According to Popperian theory (a philosopher of science and the scientific method), proof can never be attained through scientific endeavour. This is because science proceeds by refutation of a given hypothesis, and can never be affirmative.

Thus, good scientific research is conducted in the following manner:

  1. Determine the system of interest and its boundaries
  2. Collect all the relevant information (from the literature, other scientists, etc.) in order to be able to proceed to step three intelligently
  3. Propose an hypothesis for study. This hypothesis must (or should) be simple, exhaustive and refutable. Ideally, it should be a question to which the answer is yes, no or a number, and after the experiment is completed (provided it is perfomed well), either the hypothesis is refuted or it is left intact.
  4. If the hypothesis is refuted, return to step 2 and reconsider. Then proceed to step 3.
  5. If the hypothesis is not refuted, then return to step 1 and consider modifying the system of interest.
It is important to note, here, that through the classical scientific method, hypotheses can never be supported. Their support comes from not being refuted. This is the reason scientific proof is a misnomer. What we have are hypotheses that have not been refuted to date, despite a very large number of challenges.
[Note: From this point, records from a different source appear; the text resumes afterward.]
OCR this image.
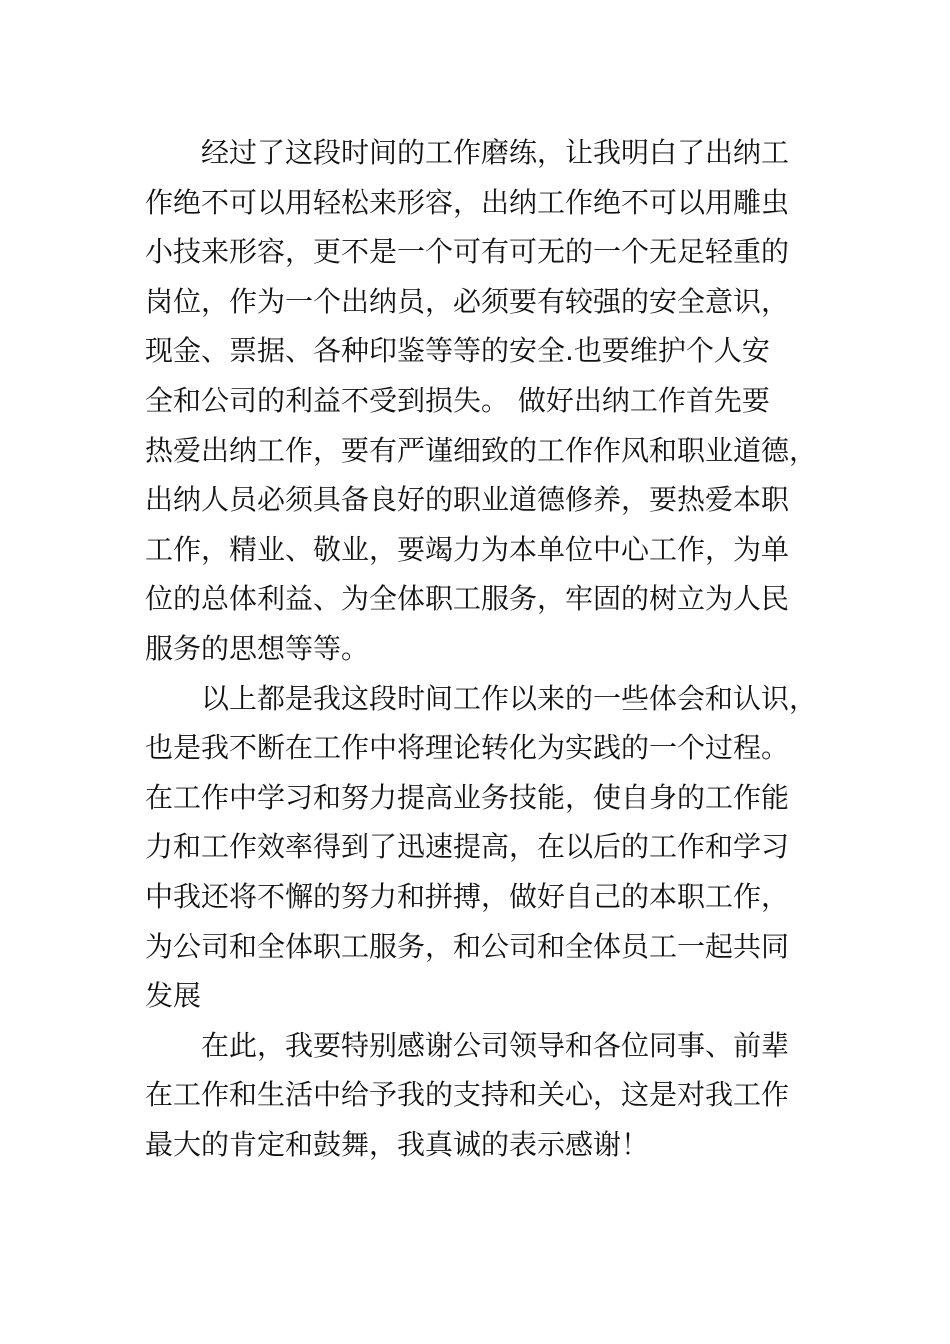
经过了这段时间的工作磨练，让我明白了出纳工
作绝不可以用轻松来形容，出纳工作绝不可以用雕虫
小技来形容，更不是一个可有可无的一个无足轻重的
岗位，作为一个出纳员，必须要有较强的安全意识，
现金、票据、各种印鉴等等的安全.也要维护个人安
全和公司的利益不受到损失。 做好出纳工作首先要
热爱出纳工作，要有严谨细致的工作作风和职业道德，
出纳人员必须具备良好的职业道德修养，要热爱本职
工作，精业、敬业，要竭力为本单位中心工作，为单
位的总体利益、为全体职工服务，牢固的树立为人民
服务的思想等等。
以上都是我这段时间工作以来的一些体会和认识，
也是我不断在工作中将理论转化为实践的一个过程。
在工作中学习和努力提高业务技能，使自身的工作能
力和工作效率得到了迅速提高，在以后的工作和学习
中我还将不懈的努力和拼搏，做好自己的本职工作，
为公司和全体职工服务，和公司和全体员工一起共同
发展
在此，我要特别感谢公司领导和各位同事、前辈
在工作和生活中给予我的支持和关心，这是对我工作
最大的肯定和鼓舞，我真诚的表示感谢！
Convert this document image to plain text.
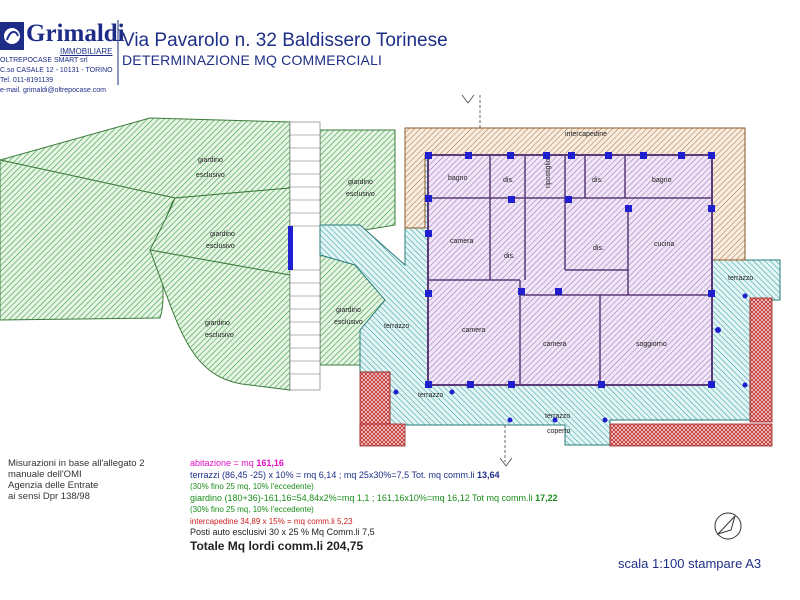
bagno	dis.	ripostiglio	dis.	bagno
camera
dis.
dis.
cucina
camera
camera	soggiorno
intercapedine
terrazzo
terrazzo
terrazzo
terrazzo
coperto
giardino
esclusivo
giardino
esclusivo
giardino
esclusivo
giardino
esclusivo
giardino
esclusivo
Grimaldi
IMMOBILIARE
OLTREPOCASE SMART srl
C.so CASALE 12 - 10131 - TORINO
Tel. 011-8191139
e-mail. grimaldi@oltrepocase.com
Via Pavarolo n. 32 Baldissero Torinese
DETERMINAZIONE MQ COMMERCIALI
Misurazioni in base all'allegato 2
manuale dell'OMI
Agenzia delle Entrate
ai sensi Dpr 138/98
abitazione = mq 161,16
terrazzi (86,45 -25) x 10% = mq 6,14 ; mq 25x30%=7,5 Tot. mq comm.li 13,64
(30% fino 25 mq, 10% l'eccedente)
giardino (180+36)-161,16=54,84x2%=mq 1,1 ; 161,16x10%=mq 16,12 Tot mq comm.li 17,22
(30% fino 25 mq, 10% l'eccedente)
intercapedine 34,89 x 15% = mq comm.li 5,23
Posti auto esclusivi 30 x 25 % Mq Comm.li 7,5
Totale Mq lordi comm.li 204,75
scala 1:100 stampare A3
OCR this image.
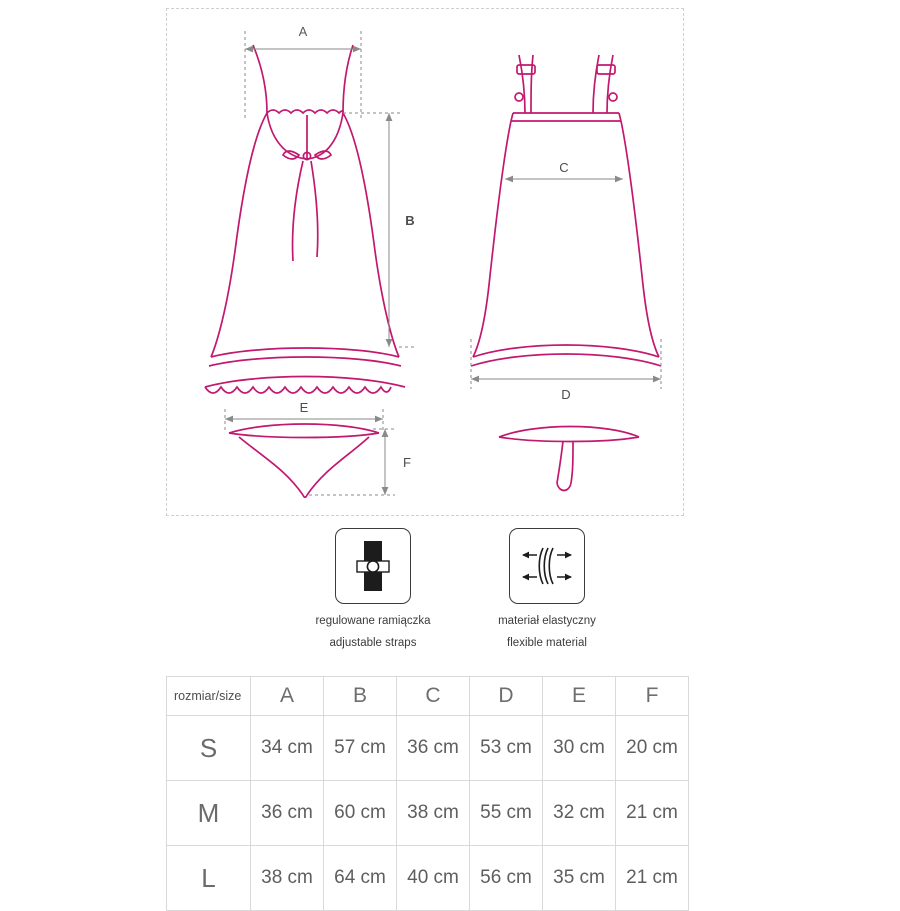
A
B
C
D
E
F
regulowane ramiączka
adjustable straps
materiał elastyczny
flexible material
rozmiar/size	A	B	C	D	E	F
S	34 cm	57 cm	36 cm	53 cm	30 cm	20 cm
M	36 cm	60 cm	38 cm	55 cm	32 cm	21 cm
L	38 cm	64 cm	40 cm	56 cm	35 cm	21 cm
In order to have proof, we must have access to the Truth, which cannot be attained outside of the fields of philosophy and pure mathematics. Instead, what we look for is a preponderance of support for our current belief.

It's a tricky point, and one that has come under fire in recent work in the field of philosophy of science, but it should always be kept in mind when politicians, resource managers or companies claim that they have scientific proof to support their decision.